A small pearl shaped drop fell onto the cold ground, seeping into the puddle that had already began forming.

I didn't know how long I had been awake for but alone with my thoughts and the pain embracing my body it had felt like eternities.
There was no light, only the quiet sounds of my tears meeting stone.

I couldn't move. I didn't know if it was because my body was broken and battered or if it was my mind that was blocking me from taking action.

How had I even survived this? I asked myself.

I had seen myself fall into the void.

Why did I even survive this?

I had already come to terms with dying and now being alive felt so much worse.
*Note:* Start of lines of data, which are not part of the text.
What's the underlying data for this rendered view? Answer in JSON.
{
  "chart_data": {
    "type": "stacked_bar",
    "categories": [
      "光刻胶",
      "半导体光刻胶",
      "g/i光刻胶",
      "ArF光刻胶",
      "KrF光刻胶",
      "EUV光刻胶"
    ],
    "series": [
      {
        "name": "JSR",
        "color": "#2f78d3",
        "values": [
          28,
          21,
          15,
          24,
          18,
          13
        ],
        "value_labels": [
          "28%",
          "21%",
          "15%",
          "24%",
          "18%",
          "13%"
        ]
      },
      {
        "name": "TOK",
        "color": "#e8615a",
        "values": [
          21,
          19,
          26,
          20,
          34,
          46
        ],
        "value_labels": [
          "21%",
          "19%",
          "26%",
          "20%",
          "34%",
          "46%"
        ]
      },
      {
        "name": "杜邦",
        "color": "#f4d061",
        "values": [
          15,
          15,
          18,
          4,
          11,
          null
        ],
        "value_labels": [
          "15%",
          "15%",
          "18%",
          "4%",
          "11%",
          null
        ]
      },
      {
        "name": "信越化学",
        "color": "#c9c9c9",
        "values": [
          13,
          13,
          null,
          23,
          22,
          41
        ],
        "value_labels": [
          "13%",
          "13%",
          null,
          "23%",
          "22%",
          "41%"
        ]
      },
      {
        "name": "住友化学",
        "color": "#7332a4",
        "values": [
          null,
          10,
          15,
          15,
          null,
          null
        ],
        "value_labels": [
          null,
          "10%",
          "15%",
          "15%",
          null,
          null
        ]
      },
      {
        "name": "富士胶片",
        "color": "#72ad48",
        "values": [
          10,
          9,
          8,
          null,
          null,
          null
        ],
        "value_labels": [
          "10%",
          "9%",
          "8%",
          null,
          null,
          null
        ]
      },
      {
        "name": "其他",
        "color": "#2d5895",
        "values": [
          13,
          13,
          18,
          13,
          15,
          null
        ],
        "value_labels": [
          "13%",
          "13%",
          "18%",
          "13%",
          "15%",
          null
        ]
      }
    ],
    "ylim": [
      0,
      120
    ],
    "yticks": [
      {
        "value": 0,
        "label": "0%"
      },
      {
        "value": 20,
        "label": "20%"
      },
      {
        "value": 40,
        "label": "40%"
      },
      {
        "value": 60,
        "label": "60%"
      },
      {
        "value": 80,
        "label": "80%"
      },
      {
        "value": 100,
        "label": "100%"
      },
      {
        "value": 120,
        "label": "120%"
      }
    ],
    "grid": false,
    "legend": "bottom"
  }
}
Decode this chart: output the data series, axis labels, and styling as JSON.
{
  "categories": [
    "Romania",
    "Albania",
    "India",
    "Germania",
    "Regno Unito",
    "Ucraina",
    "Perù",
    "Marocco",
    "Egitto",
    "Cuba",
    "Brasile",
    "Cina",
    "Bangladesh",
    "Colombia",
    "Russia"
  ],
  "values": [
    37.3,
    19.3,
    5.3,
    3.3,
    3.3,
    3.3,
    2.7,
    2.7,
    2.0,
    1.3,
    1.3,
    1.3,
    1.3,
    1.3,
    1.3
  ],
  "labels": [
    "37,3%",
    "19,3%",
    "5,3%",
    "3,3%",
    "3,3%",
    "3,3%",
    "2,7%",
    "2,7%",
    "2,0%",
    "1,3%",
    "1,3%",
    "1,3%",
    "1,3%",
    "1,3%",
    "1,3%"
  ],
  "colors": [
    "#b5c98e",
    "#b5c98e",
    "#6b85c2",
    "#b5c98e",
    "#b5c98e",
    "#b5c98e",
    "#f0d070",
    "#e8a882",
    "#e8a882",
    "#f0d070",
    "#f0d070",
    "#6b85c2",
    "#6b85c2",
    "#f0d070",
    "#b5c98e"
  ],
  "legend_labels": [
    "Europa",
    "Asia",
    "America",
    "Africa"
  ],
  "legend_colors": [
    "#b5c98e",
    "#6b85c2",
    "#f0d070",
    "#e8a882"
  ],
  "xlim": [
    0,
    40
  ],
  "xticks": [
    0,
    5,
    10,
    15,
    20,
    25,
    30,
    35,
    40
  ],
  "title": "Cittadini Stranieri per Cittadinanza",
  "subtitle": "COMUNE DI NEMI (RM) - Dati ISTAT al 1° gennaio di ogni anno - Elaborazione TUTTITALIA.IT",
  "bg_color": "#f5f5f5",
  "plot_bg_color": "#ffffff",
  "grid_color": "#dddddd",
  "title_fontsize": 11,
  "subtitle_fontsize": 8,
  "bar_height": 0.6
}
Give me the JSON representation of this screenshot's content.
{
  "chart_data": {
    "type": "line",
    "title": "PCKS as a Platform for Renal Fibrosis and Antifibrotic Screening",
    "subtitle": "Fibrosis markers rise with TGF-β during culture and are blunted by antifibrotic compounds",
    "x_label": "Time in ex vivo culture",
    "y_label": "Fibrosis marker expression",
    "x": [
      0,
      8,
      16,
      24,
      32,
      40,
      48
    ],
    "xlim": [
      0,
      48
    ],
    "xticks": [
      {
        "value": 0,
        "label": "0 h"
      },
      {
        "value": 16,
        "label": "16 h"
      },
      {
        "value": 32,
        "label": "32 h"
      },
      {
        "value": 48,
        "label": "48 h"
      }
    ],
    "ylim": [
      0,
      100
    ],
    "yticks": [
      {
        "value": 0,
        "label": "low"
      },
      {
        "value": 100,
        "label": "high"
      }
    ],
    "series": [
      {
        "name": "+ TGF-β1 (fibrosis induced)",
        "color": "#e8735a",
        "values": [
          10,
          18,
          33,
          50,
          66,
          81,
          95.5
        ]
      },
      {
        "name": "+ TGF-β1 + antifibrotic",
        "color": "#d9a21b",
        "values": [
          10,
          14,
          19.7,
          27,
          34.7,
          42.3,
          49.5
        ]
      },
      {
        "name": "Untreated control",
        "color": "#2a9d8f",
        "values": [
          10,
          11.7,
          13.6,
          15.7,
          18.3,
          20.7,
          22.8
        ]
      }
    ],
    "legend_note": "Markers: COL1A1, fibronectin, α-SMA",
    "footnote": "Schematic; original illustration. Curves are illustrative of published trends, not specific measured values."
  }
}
It felt like I was being punished after everything I had given.
I had torn myself apart every single time I had sacrificed another part of me to help others.

And now I was utterly helpless myself.

Maybe the hole hadn't been as deep as I had originally thought. It had been hard to see through the darkness that had given us a false sense of victory.

I still remembered how everything had fallen apart. I had put all of my cards into destroying this tunnel only for it to have been in vain.

And now that I had given my life to take the ghostly with me I didn't want to question if it had been in vain too.
All I knew was that I was still alive.

Yet I wished that I wasn't.

I was barely hanging on while being tormented by the darkness. It had taken my ability to move and I was sure that what would soon come would only be worse than the agony I was already in.

I was totally defenseless against everything that would happen from now on.

Another tear fell from my cheek that I couldn't stop.

After everything I had given I still wasn't granted the privilege to find peace. Instead I was caught as a prisoner to my own body.

I closed my eyes until the darkness slowly vanished. For years I had seen his presence as a reminder to push myself. And although it had let me to this end I wasn't even angry at him.

I had only wanted to make him proud. And in the end I hadn't succeeded. If I had at least died I wouldn't have to be plagued with the disappointment, the hopelessness and the guilt.

In front of my eyes his features grew older, more mature and more angular. I had known for weeks but kept my mind from thinking about it. It was him.
The small boy who had saved an injured bird, allowing him to fly again.

Only he, he was the person who had suffered the consequences. From the look in his kind and precious eyes I knew that he did so knowingly and willingly.
And when I had looked at him now, he was still trying to help others. He wasn't under the influence of his father anymore but he was still not free from his burdens.